Note: I changed your notations to more sensible ones.
Suppose $x^{(j)}, j \in \{1,N\}$ are such extreme points at which optimal value of the objective function $f$ is attained. Denote such optimal value $M = f(x^{(j)})$. Let $c = (c_1,\dots,c_n)^T$. Then $f(x) = \sum_{i=1}^n c_ix_i = c^T x$. Now let $x = \sum_{j = 1}^N \lambda_j x^{(j)}$ be a convex combination of $\{x^{(1)},\dots,x^{(N)}\}$ with $\lambda_j \ge 0$ and $\sum_{j=1}^N \lambda_j = 1$.
\begin{align}
f(x) &= f\left( \sum_{j=1}^N \lambda_j x^{(j)} \right) \\
&= c^T \left( \sum_{j=1}^N \lambda_j x^{(j)} \right) \\
&= \sum_{j=1}^N \lambda_j c^T x^{(j)} \tag{$v \mapsto c^Tv$ is linear} \\
&= \sum_{j=1}^N \lambda_j f\left( x^{(j)} \right) \\
&= \sum_{j=1}^N \lambda_j M \\
&= M \tag{$\sum_{j=1}^N \lambda_j = 1$}
\end{align}
This confirms the first statement in the question body: any convex combination of "optimizers" is also an "optimizer".
Next, to address OP's doubt.
However, a theorem of extreme point is that "not a convex combination of other points". This makes me confused. If a convex combination [of two or more points in the feasible region] cannot be an extreme point then how can I get the optimal value of the objective function?
Optimal points and extreme points are two concepts.

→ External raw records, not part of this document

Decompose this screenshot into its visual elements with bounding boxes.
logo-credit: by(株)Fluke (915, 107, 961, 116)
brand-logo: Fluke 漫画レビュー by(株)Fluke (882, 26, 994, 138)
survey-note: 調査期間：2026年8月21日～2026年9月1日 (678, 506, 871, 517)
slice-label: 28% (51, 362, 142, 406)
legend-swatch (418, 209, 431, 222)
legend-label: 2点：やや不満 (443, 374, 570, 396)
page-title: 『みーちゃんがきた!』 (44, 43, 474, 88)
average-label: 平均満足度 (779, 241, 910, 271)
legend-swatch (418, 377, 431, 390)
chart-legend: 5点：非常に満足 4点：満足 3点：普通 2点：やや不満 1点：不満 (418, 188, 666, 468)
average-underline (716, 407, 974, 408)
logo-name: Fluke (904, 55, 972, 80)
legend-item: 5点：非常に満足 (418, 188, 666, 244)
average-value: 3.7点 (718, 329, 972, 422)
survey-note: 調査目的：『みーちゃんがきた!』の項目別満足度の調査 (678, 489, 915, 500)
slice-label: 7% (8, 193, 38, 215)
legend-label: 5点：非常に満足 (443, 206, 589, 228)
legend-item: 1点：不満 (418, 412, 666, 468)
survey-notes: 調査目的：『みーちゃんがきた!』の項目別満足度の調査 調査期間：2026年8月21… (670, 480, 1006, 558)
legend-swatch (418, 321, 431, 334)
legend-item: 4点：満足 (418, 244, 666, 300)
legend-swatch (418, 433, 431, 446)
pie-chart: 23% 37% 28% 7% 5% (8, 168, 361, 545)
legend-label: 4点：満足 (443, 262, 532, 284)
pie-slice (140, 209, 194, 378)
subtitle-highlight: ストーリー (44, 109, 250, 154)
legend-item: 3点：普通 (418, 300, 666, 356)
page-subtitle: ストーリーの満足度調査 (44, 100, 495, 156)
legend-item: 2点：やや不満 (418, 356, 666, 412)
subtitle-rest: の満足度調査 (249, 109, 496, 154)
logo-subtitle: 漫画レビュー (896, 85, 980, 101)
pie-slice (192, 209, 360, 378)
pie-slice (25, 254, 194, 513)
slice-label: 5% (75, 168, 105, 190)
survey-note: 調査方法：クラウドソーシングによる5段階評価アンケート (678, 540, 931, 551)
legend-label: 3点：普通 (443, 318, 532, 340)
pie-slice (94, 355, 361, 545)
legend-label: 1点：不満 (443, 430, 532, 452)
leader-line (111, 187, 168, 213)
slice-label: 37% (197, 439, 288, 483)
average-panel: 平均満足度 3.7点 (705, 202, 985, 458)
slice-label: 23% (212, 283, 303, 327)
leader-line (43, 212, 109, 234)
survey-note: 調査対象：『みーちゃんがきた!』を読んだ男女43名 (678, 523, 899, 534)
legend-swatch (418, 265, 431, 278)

The former can be either finitely are infinitely many, but the later is finitely many (as long as the dimension of the feasible region is finite). From the Fundamental Theorem of Linear Programming, an LPP has optimal feasible solution if and only if it has optimal solution at the extreme points in the feasible region. Since we only have finitely many such extreme points, we can use an algorithm (notably the simplex algorithm) to find the optimal value of the objective function.